I’ve discovered yet another healthy use for vinegar — nourishing my skin in the bathtub. Yep, I’ve been taking vinegar baths lately. Sounds a little gross and stinky, doesn’t it? That’s what I thought too, until I tried it.
Soaking in a deep bath with about 1/2 cup of my lavender infused vinegar is so far doing a remarkable job of keeping away that winter scaly dry skin that I usually get.
It smells slightly vinegary when I first pour it in, but that quickly dissipates leaving only a light lavender fragrance. Then after my soak, I get out of the tub feeling squeeky clean, not oily like I would with bath oil, yet my skin is soft and smooth. It is neither oily nor dry, just balanced.
It works quite differently from the way lotions and oils work. Those add oil and moisture to the skin and/or seal it off to keep moisture in. Vinegar on the other hand, as far as I understand it, works by restoring a proper pH to the skin surface. Dry skin is a bit alkaline, where healthy skin is a bit more acidic, so the acidity of vinegar restores that natural, slightly acid pH. I believe that it also helps to slough off dead skin cells, leaving only smooth, healthy skin behind.
I’ve tried plain apple cider vinegar (acv) and my lavender infused vinegar. I have found that the plain acv is slightly irritating — dryer patches sting a little when I first get into the tub — though it does give good results for allying the dry skin.

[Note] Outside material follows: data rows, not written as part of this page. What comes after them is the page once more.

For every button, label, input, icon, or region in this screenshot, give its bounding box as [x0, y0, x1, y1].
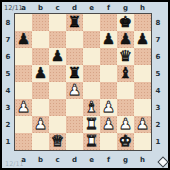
ghost-clock-label: 12/11	[5, 160, 24, 168]
black-pawn[interactable]: ♟	[102, 31, 115, 48]
rank-label-8: 8	[153, 14, 163, 31]
file-label-d: d	[66, 3, 83, 13]
white-rook[interactable]: ♜	[85, 133, 98, 150]
black-rook[interactable]: ♜	[68, 14, 81, 31]
file-label-c: c	[49, 3, 66, 13]
square-d3[interactable]	[66, 99, 83, 116]
square-b1[interactable]	[32, 133, 49, 150]
rank-label-5: 5	[3, 65, 13, 82]
square-b8[interactable]	[32, 14, 49, 31]
square-a1[interactable]	[15, 133, 32, 150]
rank-label-8: 8	[3, 14, 13, 31]
square-a8[interactable]	[15, 14, 32, 31]
white-pawn[interactable]: ♟	[102, 116, 115, 133]
rank-labels-right: 87654321	[153, 14, 163, 150]
file-label-a: a	[15, 3, 32, 13]
rank-label-6: 6	[3, 48, 13, 65]
square-f8[interactable]	[100, 14, 117, 31]
white-pawn[interactable]: ♟	[102, 99, 115, 116]
square-b7[interactable]	[32, 31, 49, 48]
square-e1[interactable]: ♜	[83, 133, 100, 150]
file-label-d: d	[66, 153, 83, 166]
chess-board-window: 12/11 abcdefgh 87654321 ♜♚♟♟♟♟♟♛♟♜♝♟♟♝♟♟…	[0, 0, 170, 170]
black-pawn[interactable]: ♟	[34, 65, 47, 82]
square-c4[interactable]	[49, 82, 66, 99]
square-g4[interactable]	[117, 82, 134, 99]
rank-label-5: 5	[153, 65, 163, 82]
square-h3[interactable]	[134, 99, 151, 116]
chess-board[interactable]: ♜♚♟♟♟♟♟♛♟♜♝♟♟♝♟♟♜♟♟♟♛♜♚	[14, 13, 152, 151]
square-a6[interactable]	[15, 48, 32, 65]
square-f2[interactable]: ♟	[100, 116, 117, 133]
square-b6[interactable]	[32, 48, 49, 65]
square-f4[interactable]	[100, 82, 117, 99]
white-queen[interactable]: ♛	[51, 133, 64, 150]
file-label-e: e	[83, 3, 100, 13]
rank-label-1: 1	[153, 133, 163, 150]
square-f6[interactable]	[100, 48, 117, 65]
square-a3[interactable]: ♟	[15, 99, 32, 116]
white-pawn[interactable]: ♟	[68, 82, 81, 99]
square-g7[interactable]: ♟	[117, 31, 134, 48]
square-c2[interactable]	[49, 116, 66, 133]
square-d2[interactable]	[66, 116, 83, 133]
square-c5[interactable]	[49, 65, 66, 82]
square-b5[interactable]: ♟	[32, 65, 49, 82]
black-bishop[interactable]: ♝	[119, 65, 132, 82]
file-label-b: b	[32, 153, 49, 166]
square-d5[interactable]: ♜	[66, 65, 83, 82]
white-pawn[interactable]: ♟	[34, 116, 47, 133]
white-to-move-diamond-icon	[157, 156, 168, 167]
black-rook[interactable]: ♜	[68, 65, 81, 82]
square-e7[interactable]	[83, 31, 100, 48]
file-label-h: h	[134, 3, 151, 13]
rank-label-4: 4	[3, 82, 13, 99]
square-d1[interactable]	[66, 133, 83, 150]
square-e8[interactable]	[83, 14, 100, 31]
file-label-b: b	[32, 3, 49, 13]
white-pawn[interactable]: ♟	[119, 116, 132, 133]
square-h7[interactable]: ♟	[134, 31, 151, 48]
file-label-h: h	[134, 153, 151, 166]
rank-label-7: 7	[3, 31, 13, 48]
square-a2[interactable]	[15, 116, 32, 133]
rank-label-7: 7	[153, 31, 163, 48]
black-pawn[interactable]: ♟	[136, 31, 149, 48]
square-h5[interactable]	[134, 65, 151, 82]
square-d6[interactable]	[66, 48, 83, 65]
square-f7[interactable]: ♟	[100, 31, 117, 48]
square-c7[interactable]	[49, 31, 66, 48]
square-e3[interactable]: ♝	[83, 99, 100, 116]
white-rook[interactable]: ♜	[85, 116, 98, 133]
file-label-f: f	[100, 3, 117, 13]
square-c3[interactable]	[49, 99, 66, 116]
square-d8[interactable]: ♜	[66, 14, 83, 31]
rank-label-3: 3	[3, 99, 13, 116]
file-label-c: c	[49, 153, 66, 166]
square-d4[interactable]: ♟	[66, 82, 83, 99]
black-pawn[interactable]: ♟	[17, 31, 30, 48]
square-f5[interactable]	[100, 65, 117, 82]
square-g5[interactable]: ♝	[117, 65, 134, 82]
square-h4[interactable]	[134, 82, 151, 99]
square-g6[interactable]: ♛	[117, 48, 134, 65]
square-b2[interactable]: ♟	[32, 116, 49, 133]
rank-label-1: 1	[3, 133, 13, 150]
rank-label-2: 2	[3, 116, 13, 133]
square-d7[interactable]	[66, 31, 83, 48]
square-h6[interactable]	[134, 48, 151, 65]
black-pawn[interactable]: ♟	[119, 31, 132, 48]
white-pawn[interactable]: ♟	[136, 116, 149, 133]
square-g3[interactable]	[117, 99, 134, 116]
square-h2[interactable]: ♟	[134, 116, 151, 133]
square-e4[interactable]	[83, 82, 100, 99]
rank-label-4: 4	[153, 82, 163, 99]
square-c1[interactable]: ♛	[49, 133, 66, 150]
square-b4[interactable]	[32, 82, 49, 99]
square-g1[interactable]: ♚	[117, 133, 134, 150]
file-label-f: f	[100, 153, 117, 166]
rank-label-3: 3	[153, 99, 163, 116]
square-c6[interactable]: ♟	[49, 48, 66, 65]
square-c8[interactable]	[49, 14, 66, 31]
square-f1[interactable]	[100, 133, 117, 150]
square-a5[interactable]	[15, 65, 32, 82]
file-label-e: e	[83, 153, 100, 166]
black-pawn[interactable]: ♟	[51, 48, 64, 65]
square-e6[interactable]	[83, 48, 100, 65]
rank-label-6: 6	[153, 48, 163, 65]
file-label-g: g	[117, 3, 134, 13]
white-pawn[interactable]: ♟	[17, 99, 30, 116]
square-a4[interactable]	[15, 82, 32, 99]
square-e2[interactable]: ♜	[83, 116, 100, 133]
square-f3[interactable]: ♟	[100, 99, 117, 116]
square-h8[interactable]	[134, 14, 151, 31]
rank-label-2: 2	[153, 116, 163, 133]
square-b3[interactable]	[32, 99, 49, 116]
black-queen[interactable]: ♛	[119, 48, 132, 65]
white-king[interactable]: ♚	[119, 133, 132, 150]
file-label-g: g	[117, 153, 134, 166]
white-bishop[interactable]: ♝	[85, 99, 98, 116]
square-g8[interactable]: ♚	[117, 14, 134, 31]
file-labels-top: abcdefgh	[15, 3, 151, 13]
square-h1[interactable]	[134, 133, 151, 150]
square-a7[interactable]: ♟	[15, 31, 32, 48]
rank-labels-left: 87654321	[3, 14, 13, 150]
square-g2[interactable]: ♟	[117, 116, 134, 133]
file-labels-bottom: abcdefgh	[15, 153, 151, 166]
black-king[interactable]: ♚	[119, 14, 132, 31]
square-e5[interactable]	[83, 65, 100, 82]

Much nicer for me, though, is the lavendar vinegar. It is not irritating at all while bathing, and it smells nicer. Plus, the well known relaxing qualities of lavender can be very soothing just before bedtime. I also think lavender adds its own skin healing properties, and my skin feels just a tad better with this than it does with the plain acv.
Sometimes I still need a light moisturizer, and sometimes I don’t. Everybody’s skin is different and this can vary from day to day. I find I need less moisturizer when I am also well hydrated from the inside. Drink plenty, eat nourishing foods, and don’t forget your nourishing herbal infusions and teas!
Oh, and here is another benefit of vinegar baths — you’ll never have to scrub your tub again! It leaves the tub squeaky clean, not a trace of residue.
Did I mention that I also use lavender infused vinegar to clean all the surfaces in my home? Read about that here. I also use it as a fabric softener. I hear it is also great as a hair rinse, but I haven’t tried that yet.
So, get some dried lavender buds, put them in a jar and pour vinegar over them (1 or 2 large handfuls, per 1/2 gallon jar is the amount I use). Cap and let sit for a couple of days. Strain the lavender buds out and there you have your infused vinegar. So easy!
You can get lavender at Mountain Rose Herbs, or at your local health food store that sells bulk herbs. Pick up the vinegar at any grocery store.